Step 6: Stack wood boards under the countertop to hold the sink
To support the farmhouse undermount sink’s weight, you need to construct a support frame. To do so, stack wood boards of 2 x 4 inches until your sink is right beneath the countertop.
If you don’t have wood, you can use other sturdy objects or get a friend to hold the sink in place so that you can attach it to the countertop.
After that, center the sink in the middle of the hole you made on the countertop. Next, adjust the sink as needed and align the rim with the cut edges of the countertop if going for a zero reveal look. Look down to ensure that the sink rests where you want it.
If going for other reveal styles, take your time to position the sink. Then, measure the distance between the rim and the countertop’s edge and ensure that it’s even on all sides.
Step 7: Clamp the sink to supports
Get an adjustable bar clamp and a couple of pieces of wood (2 x 6 inches). Set one piece of wood under the sink and another over the hole in the countertop. Clamp the wood boards so that your sink stays suspended about 2.5 cm below the countertop.
If working alone, use an undermount sink harness. It clips to the sides of the countertop. To lift the sink, all you’ll have to do is tighten it up.
Step 8: Glue the studs to the counter’s underside
Get some undermount sink clips, epoxy paste and a hardener. Mix equal amounts of the paste and hardener using a wooden stirring stick.

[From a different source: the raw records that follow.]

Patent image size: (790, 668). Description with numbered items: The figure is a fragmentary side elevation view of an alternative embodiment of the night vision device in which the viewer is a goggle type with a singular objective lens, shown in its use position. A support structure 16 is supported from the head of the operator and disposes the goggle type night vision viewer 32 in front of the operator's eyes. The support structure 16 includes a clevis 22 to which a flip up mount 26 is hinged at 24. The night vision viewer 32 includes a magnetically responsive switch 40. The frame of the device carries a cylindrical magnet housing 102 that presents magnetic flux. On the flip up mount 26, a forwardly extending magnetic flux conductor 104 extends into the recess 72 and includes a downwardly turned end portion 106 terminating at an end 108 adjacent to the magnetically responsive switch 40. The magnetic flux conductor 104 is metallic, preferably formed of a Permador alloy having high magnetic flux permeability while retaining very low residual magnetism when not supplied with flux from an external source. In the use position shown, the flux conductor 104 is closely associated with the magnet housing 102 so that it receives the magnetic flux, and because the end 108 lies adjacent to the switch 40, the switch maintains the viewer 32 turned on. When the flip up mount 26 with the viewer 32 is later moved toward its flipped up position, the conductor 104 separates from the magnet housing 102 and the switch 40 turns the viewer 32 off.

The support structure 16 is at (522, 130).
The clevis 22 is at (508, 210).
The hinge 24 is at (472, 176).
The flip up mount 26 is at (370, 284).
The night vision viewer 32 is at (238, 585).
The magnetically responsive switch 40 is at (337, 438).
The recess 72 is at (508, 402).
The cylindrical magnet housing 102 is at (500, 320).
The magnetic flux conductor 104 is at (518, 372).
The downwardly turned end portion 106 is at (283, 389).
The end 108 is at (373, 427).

Next, hold the studs to the countertop and spread the mixture over them with the stirring stick. Position all the studs around the sink’s rim and corners.
For the best results, glue a stud near every corner of the sink and spread the others out. Keep no more than 10 studs 25 cm apart.
Step 9: Apply silicone caulk
Set caulk in a caulk gun and spread a thick bead around the cutout in your countertop. Ensure that the caulk bead remains above the sink’s rim.
This adhesive will hold your farmhouse undermount sink in place for the longest time possible.
Step 10: Tighten the Clamps
Tightening the clamps will raise your sink so that it presses against the caulk bead. Check the sink’s positioning and adjust it before the caulk solidifies.
If satisfied with the placement, leave it in place for the caulk to solidify.
Step 11: Install the Sink Clips and wingnuts
Fit a clip over the already installed studs and tighten it in place with a wingnut. Position the clips in such a way that the slotted end gets over the stud and the solid end underneath the sink’s rim.
Twist the wingnuts clockwise and tighten them. With the sink clips in place, they’ll secure your sink tightly to the countertop.
Ensure that there are no gaps between the farmhouse undermount sink and the countertop. Should you notice a gap, it means that the clips are not tight enough.
Also, ways tighten the wingnuts by hand. Avoid overtightening them, as this can damage the countertop.
Step 12: Clean the excess caulk with denatured alcohol
When pushing the sink against the countertop, some caulk may squeeze out. You need to wipe it out before it hardens. Once it cures, it gets extremely difficult to remove.
To do so, get a rag and dampen it with denatured alcohol and use it to wipe away the caulk.
Step 13: Mount the faucet and other accessories
At this stage, you’re almost done. Set all accessories on top of the caulk and install them over the holes in the countertop. After that, install the water lines.
Run these water lines through the faucet and control knobs to complete the installation process.
Although undermount sinks are a little tricky to install, following all the steps listed above will help you do it yourself. We hope that you’ve found the guide helpful.